Eine kleine Unannehmlichkeit kann mich häufig total verstimmen und zu jedweder Beschäftigung unfähig machen, während Unfälle von Bedeutung mich selten aus der Ruhe bringen. So erging es mir damals in Granada. Während ich noch wenige Stunden zuvor beim Anblicke dieser Stadt in Wonne geschwelgt hatte, war ich jetzt so mißmuthig, daß ich Granada mit allen seinen Reizen verwünschte und fast wie eine Regung von Heimweh verspürte. Um mich zu zerstreuen, verließ ich meine unfreundliche Wohnung und vertiefte mich auf gut Glück in das Gassengewirr der Stadt. Ehe ich es dachte, befand ich mich am Eingange des schattigen Ulmenwaldes, welcher den Hügel der Alhambra auf zwei Seiten bedeckt und seit einer Reihe von Jahren in einen herrlichen, ewig frischen Park verwandelt worden ist. Das Plätschern der Fontainen, der Duft der blühenden Oleanderhecken, die aromatische erfrischende Luft verscheuchten schnell meinen Mißmuth und rasch stieg ich den breiten Sandweg hinan, der mich bald an ein Thor brachte, durch welches ich in das Innere der maurischen Veste gelangte. An der Brustwehr des Walles lehnend weidete ich mich an dem zauberischem Gemälde, das in jenen glühenden Tinten flammte, die blos die südliche Natur beim Untergang der Sonne zu entwickeln fähig ist. Wie eine glühende Stahlkrone leuchteten die Schneegipfel der Sierra Nevada an dem tiefblauem Himmel; ein durchsichtiger weicher Rosenduft lag über die zu Füßen ruhende Stadt und die üppigen Fluren der Vega ausgebreitet, die gen Westen von fernen, im heilstem Himmelblau prangenden Gebirgsketten umsäumt war, deren einzelne Felszacken, purpurn angehaucht, man trotz der weiten Ferne und der duftigen Beleuchtung so deutlich erkennen konnte, als wären sie blos wenige Stunden entfernt; die drei mächtigen Kegel der Sierra de Elvira, hinter denen die Sonne flammend versank, erschienen goldig umsäumt im dunkelstem Schwarzpurpur und warfen langgestreckte violette Schatten über die smaragdenen Gefilde von Santa Fé; Alles, Himmel und Erde, schwamm in einem Glorienmeer von Licht und schien sich flammend selbst verzehren zu wollen!
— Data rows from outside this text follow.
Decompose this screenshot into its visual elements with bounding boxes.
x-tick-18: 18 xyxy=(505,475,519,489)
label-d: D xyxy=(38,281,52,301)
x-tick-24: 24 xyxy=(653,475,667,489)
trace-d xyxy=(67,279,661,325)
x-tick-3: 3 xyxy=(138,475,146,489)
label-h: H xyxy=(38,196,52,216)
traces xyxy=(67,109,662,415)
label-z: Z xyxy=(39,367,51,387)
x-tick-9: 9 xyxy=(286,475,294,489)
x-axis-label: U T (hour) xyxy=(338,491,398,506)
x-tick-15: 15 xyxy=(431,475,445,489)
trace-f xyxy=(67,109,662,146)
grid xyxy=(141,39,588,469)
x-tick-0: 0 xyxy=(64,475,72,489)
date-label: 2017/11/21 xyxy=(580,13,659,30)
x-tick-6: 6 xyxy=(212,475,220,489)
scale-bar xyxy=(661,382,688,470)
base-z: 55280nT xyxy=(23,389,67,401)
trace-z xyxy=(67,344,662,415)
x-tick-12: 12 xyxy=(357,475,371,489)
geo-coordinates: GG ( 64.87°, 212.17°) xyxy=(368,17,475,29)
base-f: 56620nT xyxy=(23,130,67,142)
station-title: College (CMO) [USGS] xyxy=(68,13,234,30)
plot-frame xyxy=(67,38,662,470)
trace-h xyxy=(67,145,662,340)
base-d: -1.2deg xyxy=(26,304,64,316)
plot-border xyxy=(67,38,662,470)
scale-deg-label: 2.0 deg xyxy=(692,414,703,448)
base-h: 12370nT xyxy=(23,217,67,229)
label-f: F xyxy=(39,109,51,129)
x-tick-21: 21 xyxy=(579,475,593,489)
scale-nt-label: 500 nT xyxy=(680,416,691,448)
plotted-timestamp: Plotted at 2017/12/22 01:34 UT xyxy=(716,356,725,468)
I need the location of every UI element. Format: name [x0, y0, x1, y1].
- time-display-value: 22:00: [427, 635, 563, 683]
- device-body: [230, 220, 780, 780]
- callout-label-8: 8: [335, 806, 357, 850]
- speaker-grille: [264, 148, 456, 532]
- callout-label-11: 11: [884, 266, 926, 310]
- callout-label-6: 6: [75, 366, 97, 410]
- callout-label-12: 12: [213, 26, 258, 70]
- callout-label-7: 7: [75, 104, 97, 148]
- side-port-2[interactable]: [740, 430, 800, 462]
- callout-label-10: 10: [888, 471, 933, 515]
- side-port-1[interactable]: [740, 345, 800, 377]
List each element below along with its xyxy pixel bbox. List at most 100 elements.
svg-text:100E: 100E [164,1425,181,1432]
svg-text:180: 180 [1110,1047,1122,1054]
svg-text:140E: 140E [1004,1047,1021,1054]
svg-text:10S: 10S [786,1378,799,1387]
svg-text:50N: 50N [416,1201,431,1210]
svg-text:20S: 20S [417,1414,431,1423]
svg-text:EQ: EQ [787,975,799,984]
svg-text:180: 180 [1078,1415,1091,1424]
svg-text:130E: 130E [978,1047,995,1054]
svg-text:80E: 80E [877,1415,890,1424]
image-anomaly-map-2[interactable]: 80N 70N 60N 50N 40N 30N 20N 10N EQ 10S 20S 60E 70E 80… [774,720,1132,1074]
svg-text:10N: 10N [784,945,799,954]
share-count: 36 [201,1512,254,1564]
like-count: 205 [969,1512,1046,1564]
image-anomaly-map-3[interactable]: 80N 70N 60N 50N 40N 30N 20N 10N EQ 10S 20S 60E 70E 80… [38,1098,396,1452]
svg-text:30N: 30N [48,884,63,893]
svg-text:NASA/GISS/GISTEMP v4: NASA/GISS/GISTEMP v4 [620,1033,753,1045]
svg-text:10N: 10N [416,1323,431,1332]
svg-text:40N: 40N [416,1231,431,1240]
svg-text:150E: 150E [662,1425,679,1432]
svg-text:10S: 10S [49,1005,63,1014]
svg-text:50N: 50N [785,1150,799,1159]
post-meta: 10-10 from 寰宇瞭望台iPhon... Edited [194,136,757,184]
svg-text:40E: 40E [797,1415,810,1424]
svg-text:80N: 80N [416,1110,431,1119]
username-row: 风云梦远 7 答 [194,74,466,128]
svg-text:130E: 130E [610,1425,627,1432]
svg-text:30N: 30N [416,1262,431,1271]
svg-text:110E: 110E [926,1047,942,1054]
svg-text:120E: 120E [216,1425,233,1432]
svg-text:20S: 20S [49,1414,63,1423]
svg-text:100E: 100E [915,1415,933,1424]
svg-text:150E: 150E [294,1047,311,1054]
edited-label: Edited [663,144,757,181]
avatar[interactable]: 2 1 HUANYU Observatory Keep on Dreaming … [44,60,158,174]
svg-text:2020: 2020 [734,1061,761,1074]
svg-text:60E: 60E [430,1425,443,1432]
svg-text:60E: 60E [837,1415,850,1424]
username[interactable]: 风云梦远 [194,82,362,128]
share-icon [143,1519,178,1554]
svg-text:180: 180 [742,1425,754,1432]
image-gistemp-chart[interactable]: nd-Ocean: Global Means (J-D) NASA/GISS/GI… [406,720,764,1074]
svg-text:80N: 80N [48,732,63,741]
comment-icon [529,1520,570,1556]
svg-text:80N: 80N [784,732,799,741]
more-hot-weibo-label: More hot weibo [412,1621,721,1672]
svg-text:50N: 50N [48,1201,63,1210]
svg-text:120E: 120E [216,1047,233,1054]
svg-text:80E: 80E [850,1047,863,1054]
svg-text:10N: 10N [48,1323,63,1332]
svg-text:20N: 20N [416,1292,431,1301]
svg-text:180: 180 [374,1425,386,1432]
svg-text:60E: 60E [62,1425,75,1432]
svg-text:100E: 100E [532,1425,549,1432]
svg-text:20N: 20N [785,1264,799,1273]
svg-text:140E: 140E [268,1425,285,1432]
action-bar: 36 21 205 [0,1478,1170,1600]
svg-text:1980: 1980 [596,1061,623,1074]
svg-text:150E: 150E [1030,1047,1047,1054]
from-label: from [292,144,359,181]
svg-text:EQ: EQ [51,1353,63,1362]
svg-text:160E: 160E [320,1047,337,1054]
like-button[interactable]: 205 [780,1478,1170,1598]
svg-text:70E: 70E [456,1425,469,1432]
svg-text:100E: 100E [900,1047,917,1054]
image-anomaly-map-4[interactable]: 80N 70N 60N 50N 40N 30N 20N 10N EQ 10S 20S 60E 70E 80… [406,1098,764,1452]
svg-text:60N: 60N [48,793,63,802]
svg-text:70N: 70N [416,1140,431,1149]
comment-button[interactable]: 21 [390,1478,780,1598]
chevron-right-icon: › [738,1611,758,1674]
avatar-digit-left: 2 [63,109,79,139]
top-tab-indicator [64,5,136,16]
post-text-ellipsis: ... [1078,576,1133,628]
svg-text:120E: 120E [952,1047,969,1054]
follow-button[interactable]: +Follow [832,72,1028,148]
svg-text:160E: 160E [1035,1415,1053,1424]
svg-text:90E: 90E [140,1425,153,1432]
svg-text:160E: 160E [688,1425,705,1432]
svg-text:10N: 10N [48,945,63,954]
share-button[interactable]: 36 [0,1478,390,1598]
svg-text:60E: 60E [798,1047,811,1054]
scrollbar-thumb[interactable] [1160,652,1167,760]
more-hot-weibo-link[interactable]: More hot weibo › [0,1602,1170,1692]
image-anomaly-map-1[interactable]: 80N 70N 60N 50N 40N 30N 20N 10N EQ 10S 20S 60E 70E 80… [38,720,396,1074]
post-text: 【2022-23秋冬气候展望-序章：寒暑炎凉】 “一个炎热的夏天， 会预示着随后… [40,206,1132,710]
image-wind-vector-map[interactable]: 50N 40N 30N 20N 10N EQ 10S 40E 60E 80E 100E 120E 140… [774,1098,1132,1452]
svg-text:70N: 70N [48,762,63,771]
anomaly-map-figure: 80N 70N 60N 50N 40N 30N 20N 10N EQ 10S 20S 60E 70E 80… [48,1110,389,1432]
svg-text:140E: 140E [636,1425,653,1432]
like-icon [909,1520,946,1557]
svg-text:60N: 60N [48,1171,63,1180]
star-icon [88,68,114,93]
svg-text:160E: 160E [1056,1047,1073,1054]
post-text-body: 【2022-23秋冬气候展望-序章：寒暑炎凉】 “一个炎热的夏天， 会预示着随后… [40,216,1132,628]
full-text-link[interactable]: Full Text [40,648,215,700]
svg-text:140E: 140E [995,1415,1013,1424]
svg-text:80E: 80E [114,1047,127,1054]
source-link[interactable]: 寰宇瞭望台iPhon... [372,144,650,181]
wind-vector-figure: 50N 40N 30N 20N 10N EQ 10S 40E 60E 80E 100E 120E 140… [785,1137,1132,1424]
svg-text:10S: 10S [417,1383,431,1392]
aus Moritz Willkomm: Zwei Jahre in Spanien und Portugal, 1847
Während Willkomm wegen seiner Wohnlage total verstimmt ist, bin ich mit meiner Unterkunft sehr glücklich. Ich habe eine ganze Wohnung, es hat viel Platz und es war in der Nacht sehr ruhig. Ich gehe am Morgen zur Touristeninformation und dann zum Bäcker, um für das Frühstück einzukaufen. Mit Küche und Kaffeemaschine brauche ich nicht auswärts essen zu gehen.
Heute ist eigentlich Ruhetag, aber ich spaziere trotzdem zur Alhambra hoch. Und wie Willkomm wandere ich auf den Hügel dahinter, vielleicht hat man dort eine schöne Aussicht. Ich kraxle zuerst einen undeutlichen Pfad hoch, der aber in einen besseren Weg mündet. Oben hat es Mauerreste einer Festung, die sind aber mit einem Zaun abgesperrt. Die Aussicht auf die Alhambra ist schön, und auch die Sierra Nevada sieht man gut. Vom Schnee, wie Willkomm ihn im Juli 1844 sah, ist aber um diese Jahreszeit nichts mehr zu sehen. Ich wandere in nördlicher Richtung, wo es nochmals einen Aussichtspunkt gibt. Obwohl es Wegspuren zur darunter liegenden Strasse gibt, wage ich den Abstieg nicht, zu steil sind die letzten zwei Meter, und von oben schlecht einsehbar.
So marschiere ich zurück auf den höchsten Punkt, von wo eine Piste auf der Hinterseite um den Berg herum führt. Ich komme auch an der Stelle vorbei, wo ich nicht abgestiegen bin, und bin bestätigt in meinem Entscheid. Das wäre nicht gut herausgekommen, die zwei Meter sind quasi senkrecht.
Nun geht es an der Alhambra vorbei, und ich wähle für den Rückweg die Carretera del Rey Chico, welche nach dem Abstieg dem Darro entlang zu meiner Unterkunft führt. Bei Luisitas kaufe ich Emanadas für das Mittagessen.